The endpoint delays above bias command recognition toward short utterances: tolerate startup silence, finalize quickly after trailing silence, and cap utterances at three seconds.

## Audio loop

Feed the recognizer 16 kHz mono PCM16 from a worker thread.

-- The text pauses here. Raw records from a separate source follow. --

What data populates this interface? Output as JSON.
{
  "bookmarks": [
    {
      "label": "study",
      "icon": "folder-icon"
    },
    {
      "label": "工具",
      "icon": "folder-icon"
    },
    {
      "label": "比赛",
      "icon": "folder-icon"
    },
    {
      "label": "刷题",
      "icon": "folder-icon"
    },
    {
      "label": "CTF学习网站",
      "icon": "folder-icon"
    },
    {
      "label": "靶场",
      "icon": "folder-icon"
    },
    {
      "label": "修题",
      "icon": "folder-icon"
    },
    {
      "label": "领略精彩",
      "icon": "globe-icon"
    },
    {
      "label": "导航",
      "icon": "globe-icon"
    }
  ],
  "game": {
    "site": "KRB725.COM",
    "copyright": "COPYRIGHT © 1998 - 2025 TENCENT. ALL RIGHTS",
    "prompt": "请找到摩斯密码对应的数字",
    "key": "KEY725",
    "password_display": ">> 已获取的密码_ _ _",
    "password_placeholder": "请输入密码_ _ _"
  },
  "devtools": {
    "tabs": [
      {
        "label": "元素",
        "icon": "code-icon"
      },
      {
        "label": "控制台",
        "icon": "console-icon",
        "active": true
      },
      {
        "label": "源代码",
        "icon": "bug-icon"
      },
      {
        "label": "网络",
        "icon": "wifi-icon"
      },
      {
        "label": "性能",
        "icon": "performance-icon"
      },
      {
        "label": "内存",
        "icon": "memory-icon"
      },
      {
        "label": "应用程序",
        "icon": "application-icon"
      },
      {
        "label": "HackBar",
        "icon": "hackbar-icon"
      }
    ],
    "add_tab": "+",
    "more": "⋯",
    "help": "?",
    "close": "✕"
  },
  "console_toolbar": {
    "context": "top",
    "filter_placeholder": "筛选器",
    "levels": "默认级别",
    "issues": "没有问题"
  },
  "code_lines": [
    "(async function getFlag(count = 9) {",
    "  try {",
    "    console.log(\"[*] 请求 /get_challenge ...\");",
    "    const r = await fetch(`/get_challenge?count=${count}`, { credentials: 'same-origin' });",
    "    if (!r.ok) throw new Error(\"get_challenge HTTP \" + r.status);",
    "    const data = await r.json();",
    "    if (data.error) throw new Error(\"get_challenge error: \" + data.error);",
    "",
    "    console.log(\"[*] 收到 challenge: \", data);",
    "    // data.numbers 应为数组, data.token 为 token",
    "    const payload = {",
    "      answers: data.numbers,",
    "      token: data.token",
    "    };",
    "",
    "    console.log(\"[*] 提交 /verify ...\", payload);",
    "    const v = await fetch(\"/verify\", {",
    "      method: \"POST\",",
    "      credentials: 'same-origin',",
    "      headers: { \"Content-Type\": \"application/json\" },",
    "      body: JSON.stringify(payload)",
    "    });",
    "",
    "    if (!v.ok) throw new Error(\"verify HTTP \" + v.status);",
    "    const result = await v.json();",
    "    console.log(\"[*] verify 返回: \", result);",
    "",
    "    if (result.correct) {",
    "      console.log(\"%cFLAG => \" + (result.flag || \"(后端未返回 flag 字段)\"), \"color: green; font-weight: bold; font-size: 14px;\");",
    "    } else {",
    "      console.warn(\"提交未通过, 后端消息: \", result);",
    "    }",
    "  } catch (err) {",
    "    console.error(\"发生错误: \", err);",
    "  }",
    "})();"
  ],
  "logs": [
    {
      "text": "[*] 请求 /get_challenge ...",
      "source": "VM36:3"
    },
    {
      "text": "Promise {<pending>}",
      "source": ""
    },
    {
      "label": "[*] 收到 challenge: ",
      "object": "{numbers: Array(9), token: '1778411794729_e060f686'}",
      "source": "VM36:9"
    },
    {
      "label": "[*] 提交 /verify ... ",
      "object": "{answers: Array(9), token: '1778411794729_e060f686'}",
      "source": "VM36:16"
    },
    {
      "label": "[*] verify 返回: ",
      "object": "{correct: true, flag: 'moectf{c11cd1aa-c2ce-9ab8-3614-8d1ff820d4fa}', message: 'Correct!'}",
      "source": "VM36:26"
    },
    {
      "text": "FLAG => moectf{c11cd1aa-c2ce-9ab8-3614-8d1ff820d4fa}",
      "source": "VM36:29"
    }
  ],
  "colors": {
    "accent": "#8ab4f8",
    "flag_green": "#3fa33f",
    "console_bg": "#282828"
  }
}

Use sample counts, not byte counts, when passing a `ShortArray` to `acceptWaveForm`.

```kotlin theme={null}
val minBufferBytes = AudioRecord.getMinBufferSize(
    SAMPLE_RATE_HZ,
    AudioFormat.CHANNEL_IN_MONO,
    AudioFormat.ENCODING_PCM_16BIT
)
require(minBufferBytes > 0)

val record = AudioRecord(
    MediaRecorder.AudioSource.MIC,
    SAMPLE_RATE_HZ,
    AudioFormat.CHANNEL_IN_MONO,
    AudioFormat.ENCODING_PCM_16BIT,
    maxOf(minBufferBytes, SAMPLE_RATE_HZ * 200 / 1000 * 2)
)

check(record.state == AudioRecord.STATE_INITIALIZED)
record.startRecording()
check(record.recordingState == AudioRecord.RECORDSTATE_RECORDING)

Process.setThreadPriority(Process.THREAD_PRIORITY_AUDIO)
val buffer = ShortArray(SAMPLE_RATE_HZ * 50 / 1000)

while (!stopRequested) {
    val readCount = record.read(buffer, 0, buffer.size)
    if (readCount < 0) {
        reportAudioReadFailure(readCount)
        return
    }
    if (readCount == 0) continue

    if (recognizer.acceptWaveForm(buffer, readCount)) {
        publishPartial("")
        dispatchResult(recognizer.getResult())
    } else {
        publishPartial(partialText(recognizer.getPartialResult()))
    }
}

if (!stopRequested) {
    publishPartial("")
    dispatchResult(recognizer.getFinalResult())
}
```

Parse Vosk JSON with `JSONObject`: final results use `"text"` and partial results use `"partial"`.

```kotlin theme={null}
fun resultText(resultJson: String) = JSONObject(resultJson)
    .optString("text", "")
    .trim()
    .lowercase(Locale.US)

fun partialText(partialJson: String) = JSONObject(partialJson)
    .optString("partial", "")
    .trim()
    .lowercase(Locale.US)

val text = resultText(resultJson)
if (text in commands) {
    onCommand(text)
}
```

Callbacks from the recognition thread must hop to the main thread before touching Android views.

## Lifecycle

* Start only after the model is unpacked and `RECORD_AUDIO` is granted.
* On stop, set a stop flag, stop `AudioRecord`, interrupt/join the worker briefly, release `AudioRecord`, clear partial UI state, and reset any audio meter to zero.
* On destroy, close `Recognizer` and `Model`.
* Call `recognizer.reset()` before each new listening session.
* Suppress duplicate final commands in a short window, around `400ms`, because endpointing can produce repeated finals.
* Surface actionable errors for missing model, unpack failure, missing permission, invalid buffer size, recorder init/start failure, negative reads, and runtime exceptions.